4.20: Fracture (41, 29 and 4), Vacancy (54, 25 and 3) and In The Land of Women (31, 24 and 2).

4.27: Condemned (31, 29 and 0), The Invisible (38, 18 and 0), Kickin’ It Old School (26, 16 and 0), Next (45, 24 and 1).

Imus is toast

It’s over for Don Imus….temporarily, I presume. CBS honcho Leslie Moonves pulled the plug on “Imus in the Morning” earlier today, and this combined with MSNBC’s decision yesterday to drop its simulcast of the radio show means the guy is totally over and lights out. For now. Obviously an economic decision due to sponsor queasiness about sticking with Imus with the racial context heating up and the Sharpton-generated calls for his dismissal. Never pick on the unpowerful. Imus will make some more amends, and then go off to his ranch and chill for a few months, and then his show will return on some other network. Within a year, I’m guessing.

The Drudge Report has this transcript of what Imus said this morning: “My position on all of this is not whining about the hideously hypocritical coverage from the newspapers — from everybody — or the lack of support, say, from people like Harold Ford, Jr. who I had my life threatened over supporting and all these kind of things. It all began, and it doesn’t make any difference — like [James] Carville said — stop talking about the context, it doesn’t make any difference. If I hadn’t have said it I wouldn’t be here. So let’s stop whining about it. You gotta stop complaining. I said a stupid, idiotic thing that desperately hurt these kids. I’m going to apologize but we gotta move on.”

“Iraq” play triumphs

Being a graduate of Wilton High School, I ran a summation on 3.25.07 of a N.Y. Times story about several teenaged students who were outraged that their WHS principal, Timothy H. Canty, had cancelled an April performance of a play they were preparing on the Iraq War called “Voices in Conflict.” Canty told Times reporter Allison Leigh Cowan that he kibboshed the play over “questions of political balance and context.” Translation: conservative voices in Wilton wanted it suppressed.

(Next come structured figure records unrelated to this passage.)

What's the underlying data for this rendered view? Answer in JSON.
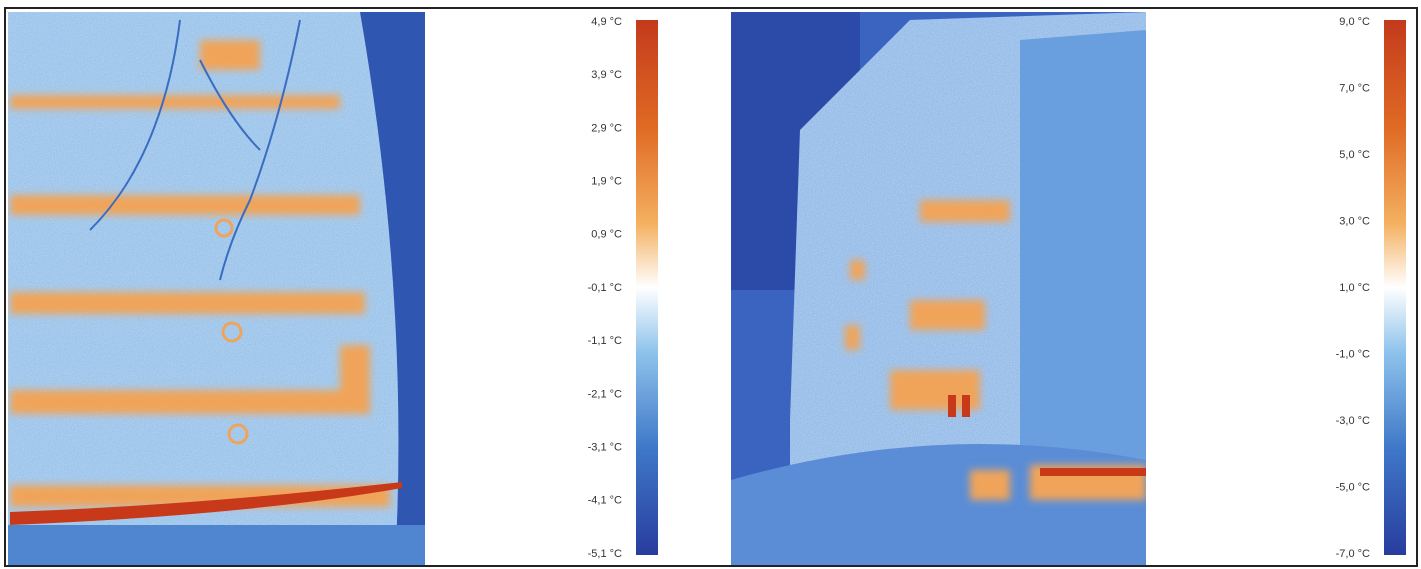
{
  "panels": [
    {
      "scale_labels": [
        "4,9 °C",
        "3,9 °C",
        "2,9 °C",
        "1,9 °C",
        "0,9 °C",
        "-0,1 °C",
        "-1,1 °C",
        "-2,1 °C",
        "-3,1 °C",
        "-4,1 °C",
        "-5,1 °C"
      ]
    },
    {
      "scale_labels": [
        "9,0 °C",
        "7,0 °C",
        "5,0 °C",
        "3,0 °C",
        "1,0 °C",
        "-1,0 °C",
        "-3,0 °C",
        "-5,0 °C",
        "-7,0 °C"
      ]
    }
  ]
}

Wilton High School principal Timothy J. Canty, seemingly dejected and despondent in the wake of news that “Voices in Conflict” will be staged at New York’s Public Theatre.

Now, two and a half weeks later, the students and their play have prevailed and Canty, with some assistance from the N.Y. Times photo editors, is looking like a putz.

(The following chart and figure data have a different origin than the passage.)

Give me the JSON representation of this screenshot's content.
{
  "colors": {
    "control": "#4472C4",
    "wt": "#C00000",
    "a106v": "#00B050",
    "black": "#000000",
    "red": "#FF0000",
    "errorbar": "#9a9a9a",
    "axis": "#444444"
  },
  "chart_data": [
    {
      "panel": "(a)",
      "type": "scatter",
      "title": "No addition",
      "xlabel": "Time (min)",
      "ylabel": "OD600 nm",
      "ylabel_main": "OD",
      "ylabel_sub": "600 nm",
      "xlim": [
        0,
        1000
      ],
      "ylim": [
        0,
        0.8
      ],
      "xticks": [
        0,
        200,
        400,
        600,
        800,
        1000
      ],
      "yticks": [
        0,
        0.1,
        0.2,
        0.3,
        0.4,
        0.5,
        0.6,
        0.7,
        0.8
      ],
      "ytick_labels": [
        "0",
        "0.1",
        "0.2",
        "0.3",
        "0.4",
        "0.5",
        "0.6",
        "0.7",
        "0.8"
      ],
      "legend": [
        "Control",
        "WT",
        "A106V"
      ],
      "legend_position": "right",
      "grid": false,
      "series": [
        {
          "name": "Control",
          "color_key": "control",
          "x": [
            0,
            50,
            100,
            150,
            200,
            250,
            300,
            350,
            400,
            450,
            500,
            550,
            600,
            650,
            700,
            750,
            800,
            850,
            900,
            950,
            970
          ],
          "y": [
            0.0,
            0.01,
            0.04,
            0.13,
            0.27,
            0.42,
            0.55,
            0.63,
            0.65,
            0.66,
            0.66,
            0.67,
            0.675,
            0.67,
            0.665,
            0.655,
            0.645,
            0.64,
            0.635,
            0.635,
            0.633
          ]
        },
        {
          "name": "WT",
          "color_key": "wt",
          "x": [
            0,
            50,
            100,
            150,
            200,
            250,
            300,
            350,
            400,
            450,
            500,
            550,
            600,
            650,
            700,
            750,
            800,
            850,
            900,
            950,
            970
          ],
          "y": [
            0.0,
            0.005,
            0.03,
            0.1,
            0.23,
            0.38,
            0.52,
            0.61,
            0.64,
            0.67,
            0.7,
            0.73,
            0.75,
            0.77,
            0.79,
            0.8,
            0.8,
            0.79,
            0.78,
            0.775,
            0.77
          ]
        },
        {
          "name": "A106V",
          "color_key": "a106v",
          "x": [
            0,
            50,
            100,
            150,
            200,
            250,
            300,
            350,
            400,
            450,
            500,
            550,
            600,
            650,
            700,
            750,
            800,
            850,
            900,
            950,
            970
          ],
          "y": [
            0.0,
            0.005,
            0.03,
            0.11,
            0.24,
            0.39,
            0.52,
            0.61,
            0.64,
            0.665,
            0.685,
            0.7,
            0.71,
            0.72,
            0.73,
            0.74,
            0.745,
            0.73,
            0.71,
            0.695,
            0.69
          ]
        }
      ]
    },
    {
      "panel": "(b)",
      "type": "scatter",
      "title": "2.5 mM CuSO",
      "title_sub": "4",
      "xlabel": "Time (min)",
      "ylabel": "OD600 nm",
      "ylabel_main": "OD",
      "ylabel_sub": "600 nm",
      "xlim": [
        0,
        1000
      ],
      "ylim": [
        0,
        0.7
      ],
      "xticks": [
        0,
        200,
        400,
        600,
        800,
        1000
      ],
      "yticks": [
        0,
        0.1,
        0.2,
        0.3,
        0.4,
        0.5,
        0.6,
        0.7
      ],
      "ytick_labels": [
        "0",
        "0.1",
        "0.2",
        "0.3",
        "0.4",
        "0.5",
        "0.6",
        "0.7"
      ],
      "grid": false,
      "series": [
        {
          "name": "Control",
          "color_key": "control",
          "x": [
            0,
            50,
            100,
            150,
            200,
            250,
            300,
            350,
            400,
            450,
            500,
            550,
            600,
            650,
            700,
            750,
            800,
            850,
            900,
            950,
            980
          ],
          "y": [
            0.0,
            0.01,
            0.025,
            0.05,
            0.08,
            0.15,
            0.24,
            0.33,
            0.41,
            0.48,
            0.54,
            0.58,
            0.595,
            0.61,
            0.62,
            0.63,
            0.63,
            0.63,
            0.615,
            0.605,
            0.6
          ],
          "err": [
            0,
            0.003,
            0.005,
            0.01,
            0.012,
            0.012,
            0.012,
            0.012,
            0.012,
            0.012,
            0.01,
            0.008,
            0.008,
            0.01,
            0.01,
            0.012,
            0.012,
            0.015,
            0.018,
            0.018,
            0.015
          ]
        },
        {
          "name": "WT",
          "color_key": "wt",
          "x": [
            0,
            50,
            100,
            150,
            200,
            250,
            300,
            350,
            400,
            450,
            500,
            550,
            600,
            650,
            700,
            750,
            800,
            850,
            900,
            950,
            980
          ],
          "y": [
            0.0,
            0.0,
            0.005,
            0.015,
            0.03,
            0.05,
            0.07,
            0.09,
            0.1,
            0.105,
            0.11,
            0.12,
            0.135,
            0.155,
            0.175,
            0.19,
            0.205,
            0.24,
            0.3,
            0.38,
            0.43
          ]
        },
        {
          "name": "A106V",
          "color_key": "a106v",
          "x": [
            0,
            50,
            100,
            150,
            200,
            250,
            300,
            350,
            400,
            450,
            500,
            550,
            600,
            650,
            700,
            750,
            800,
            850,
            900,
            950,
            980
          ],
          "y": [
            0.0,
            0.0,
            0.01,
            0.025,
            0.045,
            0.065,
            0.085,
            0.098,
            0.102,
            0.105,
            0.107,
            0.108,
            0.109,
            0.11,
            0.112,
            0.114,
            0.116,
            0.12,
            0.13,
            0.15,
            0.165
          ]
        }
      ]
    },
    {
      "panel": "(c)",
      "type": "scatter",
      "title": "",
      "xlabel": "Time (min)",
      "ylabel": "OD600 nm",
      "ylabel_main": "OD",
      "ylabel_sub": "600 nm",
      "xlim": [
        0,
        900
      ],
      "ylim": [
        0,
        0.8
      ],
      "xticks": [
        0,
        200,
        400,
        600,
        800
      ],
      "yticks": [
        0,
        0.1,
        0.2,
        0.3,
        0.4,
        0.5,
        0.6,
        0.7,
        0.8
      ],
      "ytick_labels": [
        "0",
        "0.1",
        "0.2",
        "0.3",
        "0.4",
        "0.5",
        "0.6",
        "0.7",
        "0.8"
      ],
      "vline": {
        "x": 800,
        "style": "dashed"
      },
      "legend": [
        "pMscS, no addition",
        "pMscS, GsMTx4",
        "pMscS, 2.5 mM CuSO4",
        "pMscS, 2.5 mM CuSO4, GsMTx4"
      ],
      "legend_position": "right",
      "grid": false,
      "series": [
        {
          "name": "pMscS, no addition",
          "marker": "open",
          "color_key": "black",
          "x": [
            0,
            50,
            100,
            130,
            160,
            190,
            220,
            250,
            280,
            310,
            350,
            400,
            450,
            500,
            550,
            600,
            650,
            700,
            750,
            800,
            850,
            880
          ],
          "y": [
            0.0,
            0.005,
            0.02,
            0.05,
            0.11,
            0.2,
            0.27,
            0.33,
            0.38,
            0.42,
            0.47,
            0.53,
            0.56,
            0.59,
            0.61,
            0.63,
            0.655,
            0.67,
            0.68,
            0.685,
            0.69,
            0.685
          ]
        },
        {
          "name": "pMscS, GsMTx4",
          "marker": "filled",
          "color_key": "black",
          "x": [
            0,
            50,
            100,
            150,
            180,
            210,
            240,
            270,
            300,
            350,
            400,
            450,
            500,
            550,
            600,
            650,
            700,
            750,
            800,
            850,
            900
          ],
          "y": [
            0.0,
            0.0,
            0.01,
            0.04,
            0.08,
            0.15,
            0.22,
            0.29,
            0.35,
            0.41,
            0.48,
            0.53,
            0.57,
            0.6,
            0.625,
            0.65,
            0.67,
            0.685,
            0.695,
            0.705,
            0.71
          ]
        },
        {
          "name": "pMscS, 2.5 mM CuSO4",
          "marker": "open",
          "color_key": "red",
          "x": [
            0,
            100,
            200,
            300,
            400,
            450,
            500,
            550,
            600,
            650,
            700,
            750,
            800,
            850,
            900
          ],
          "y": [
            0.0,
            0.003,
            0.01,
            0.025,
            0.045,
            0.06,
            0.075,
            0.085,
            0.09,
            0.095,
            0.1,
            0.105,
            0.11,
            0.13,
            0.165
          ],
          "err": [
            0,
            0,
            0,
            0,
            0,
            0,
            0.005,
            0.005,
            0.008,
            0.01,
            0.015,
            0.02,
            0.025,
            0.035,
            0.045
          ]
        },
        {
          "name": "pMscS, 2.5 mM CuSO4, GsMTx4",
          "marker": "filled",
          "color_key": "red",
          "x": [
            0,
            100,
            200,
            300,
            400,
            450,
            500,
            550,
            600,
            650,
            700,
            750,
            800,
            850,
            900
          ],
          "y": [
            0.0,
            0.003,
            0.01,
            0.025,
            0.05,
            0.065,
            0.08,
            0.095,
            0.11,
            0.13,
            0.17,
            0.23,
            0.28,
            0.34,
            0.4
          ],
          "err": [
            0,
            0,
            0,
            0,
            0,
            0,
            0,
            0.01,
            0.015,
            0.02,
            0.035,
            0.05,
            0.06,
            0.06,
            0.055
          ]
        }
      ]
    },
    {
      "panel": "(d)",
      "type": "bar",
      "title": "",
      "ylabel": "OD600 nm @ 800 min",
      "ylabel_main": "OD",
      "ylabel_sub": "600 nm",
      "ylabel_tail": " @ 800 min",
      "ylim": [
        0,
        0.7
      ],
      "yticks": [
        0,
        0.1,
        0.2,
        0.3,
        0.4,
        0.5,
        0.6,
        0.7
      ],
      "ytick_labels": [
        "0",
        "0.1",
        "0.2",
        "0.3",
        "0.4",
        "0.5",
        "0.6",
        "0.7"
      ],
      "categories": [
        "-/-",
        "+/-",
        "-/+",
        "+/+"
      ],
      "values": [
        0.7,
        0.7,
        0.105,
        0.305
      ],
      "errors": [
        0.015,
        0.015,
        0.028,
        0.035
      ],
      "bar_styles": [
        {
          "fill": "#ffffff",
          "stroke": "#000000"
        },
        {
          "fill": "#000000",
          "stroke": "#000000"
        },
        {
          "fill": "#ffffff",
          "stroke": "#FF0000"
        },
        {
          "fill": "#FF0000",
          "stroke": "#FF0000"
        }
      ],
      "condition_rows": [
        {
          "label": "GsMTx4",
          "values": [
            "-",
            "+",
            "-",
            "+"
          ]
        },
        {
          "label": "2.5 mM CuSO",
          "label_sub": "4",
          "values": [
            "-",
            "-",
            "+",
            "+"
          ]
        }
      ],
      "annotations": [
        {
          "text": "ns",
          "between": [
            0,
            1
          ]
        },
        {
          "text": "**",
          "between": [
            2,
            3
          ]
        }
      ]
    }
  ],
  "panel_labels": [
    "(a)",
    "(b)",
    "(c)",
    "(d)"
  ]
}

A N.Y. Times story published today says that “Voices in Conflict” will be performed in June at Manhattan’s Public Theater and also at the Culture Project, which is “known for staging politically provocative work.” A third show at a Connecticut theater is also being discussed.

“We are so honored and thrilled…there’s no words to describe how excited we are,” Bonnie Dickinson, the teacher whose advanced theater class at Wilton High School put the play together, told the Times yesterday.

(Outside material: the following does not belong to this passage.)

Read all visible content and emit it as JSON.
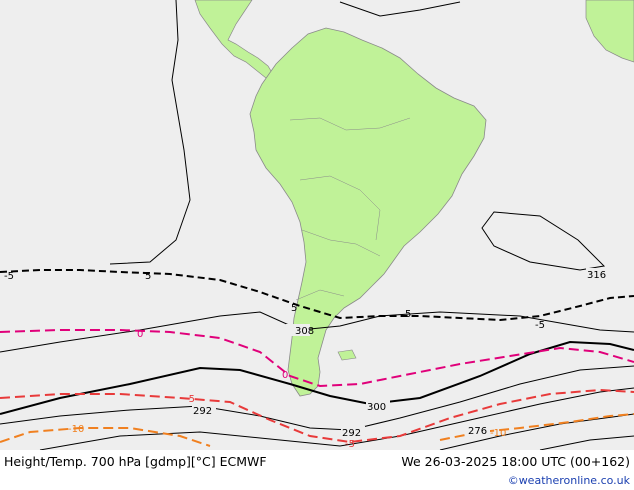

The story says that the students “were presented with a Courage in Theater award last month for their ‘non-performance’ from Music Theater International, a New York agency that licenses many high school productions. And last week, theater greats including Edward Albee, Christopher Durang, John Weidman, Marsha Norman, Doug Wright, John Guare and John Patrick Shanley, under the auspices of the Dramatists Guild of America, joined the National Coalition Against Censorship in calling for the [Wilton] school district to allow the play to go on.”

The reason I said that the N.Y. Times photo editor has contributed to the diminishment of Canty’s reputation is obvious when you consider the above photo. It’s clearly an impressionistic portrayal of Canty as a sour and bitter man of small stature and dejected spirit. Its appearance next to Cowan’s story obviously conveys an editorial view on the newspaper’s part. Any liberal, free-thinking person would agree with this view, of course — Canty was certainly the bad guy in this story. The photo is actually comical — I laughed out loud when I first saw it this morning.

Icky money

There are some who reject the concept of icky money, and claim that if you earn it semi-honestly that all money is green and nurturing, no matter what tactic you used to obtain it. But if you were with Lionsgate and you believed deep down that there is such a thing as icky money, what would you feel ickier about — making millions from bloody slasher films, or making millions off the Christian faith market?